Geoff may have matched the words to wildly different entities, but
at least he viewed all three as shorthand for serious occupations (although how many stories did Clark really write?). I can assure you that this is not a universal reaction.
As I wrote in my “Avoiding Domestic Disasters” chapter in The Science Writers’ Handbook, one key to a successful career is setting clear expectations about your professional life with your spouse, family, and friends. Many of their assumptions, in turn, will depend on how you define your occupation.
Among our peers, “science writer” offers a well-established and widely acknowledged catchall for responsibilities that often include translating research
, conducting interviews, and writing on deadline. That understanding, however, can quickly dissipate beyond work circles – especially if you add “freelance” to your title. Endlessly annoying misunderstandings often ensue. Here’s how a fellow SciLancer describes it:
My husband gets that what I do is work – not a hobby, not dilettantish play. He should, since I am more or less putting him through grad school on what I make. My in-laws however, do not get it. They seem to think that I am working on some kind of hobby or craft, and that all deadlines are infinitely extendable if I tell my editors that my duties as a mother call me away.

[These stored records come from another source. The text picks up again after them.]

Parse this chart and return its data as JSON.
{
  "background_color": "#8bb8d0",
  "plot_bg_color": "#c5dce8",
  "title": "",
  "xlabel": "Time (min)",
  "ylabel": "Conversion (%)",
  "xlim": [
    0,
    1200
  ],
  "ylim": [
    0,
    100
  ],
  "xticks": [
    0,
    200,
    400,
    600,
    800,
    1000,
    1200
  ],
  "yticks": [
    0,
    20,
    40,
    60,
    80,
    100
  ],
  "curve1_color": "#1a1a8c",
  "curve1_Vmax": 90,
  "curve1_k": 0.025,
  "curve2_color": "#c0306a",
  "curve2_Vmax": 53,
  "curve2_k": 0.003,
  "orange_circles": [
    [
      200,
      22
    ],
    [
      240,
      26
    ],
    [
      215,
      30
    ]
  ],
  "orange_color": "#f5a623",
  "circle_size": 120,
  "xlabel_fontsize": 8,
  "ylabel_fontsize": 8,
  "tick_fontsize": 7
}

More than one SciLancer has likewise complained about
moms who call d uring work hours and talk for 45 minutes or more. “I have to remind her that even though I’m at home, I am working and that we should talk later,” says one. “I admit it, I screen my calls.”
Not a trivial pursuit
My occupation seems to similarly baffle many new acquaintances. “I’d really like to try my hand at writing too!” one excitedly told me.
I had to convince him that this is my full-time profession and I can’t just write whatever and whenever I want.
Why is it so difficult to convince everyone else that we work
just as hard as they do? One unfortunate truth is that a “writer” often seems to evoke romantic notions of a person of leisure dabbling in the literary arts the way someone else might sketch the family dog after dinner.
I’ve found that these antiquated notions of writer as dilettante are often perpetuated online as well. Do a
Google images search for “writer,” and you’ll find that a clear majority of the results feature a pen and paper, including more than one reference to a quill pen now used mainly for calligraphy.
When I was a full-time journalist at a daily newspaper in New York (OK, not the Daily Planet), everyone immediately grasped what I did. Do another Google images search
for “journalist” or “reporter,” and you’ll commonly see a microphone, camera, or reporter’s notepad – all well-acknowledged tools of an active, professional trade.
Leaving a lasting impression
For those confused by your job description, try referring to yourself as a journalist and see if you get more traction. The word may spur its own faulty assumptions, but it also solidifies the notion that you have deadlines and a “real job.”
Once you’ve established those expectations, you can fill in the details about what your writing really entails.
Refer to your clients by name. Choose a favorite project and develop talking points around what you did and where your work appeared.
A few weeks ago, I participated in an “elevator-pitch workshop,” with the goal of
succinctly stating what I do for a living and making a memorable first impression. The exercise was more difficult that I had imagined, but refining my introduction in front of a friendly audience helped me understand what resonated and what was confusing. I finally struck a chord by introducing myself as “a journalist who loves translating science into stories.” With a few words I had become Clark Kent and established my true identity as a full-time professional – minus the superhero tights.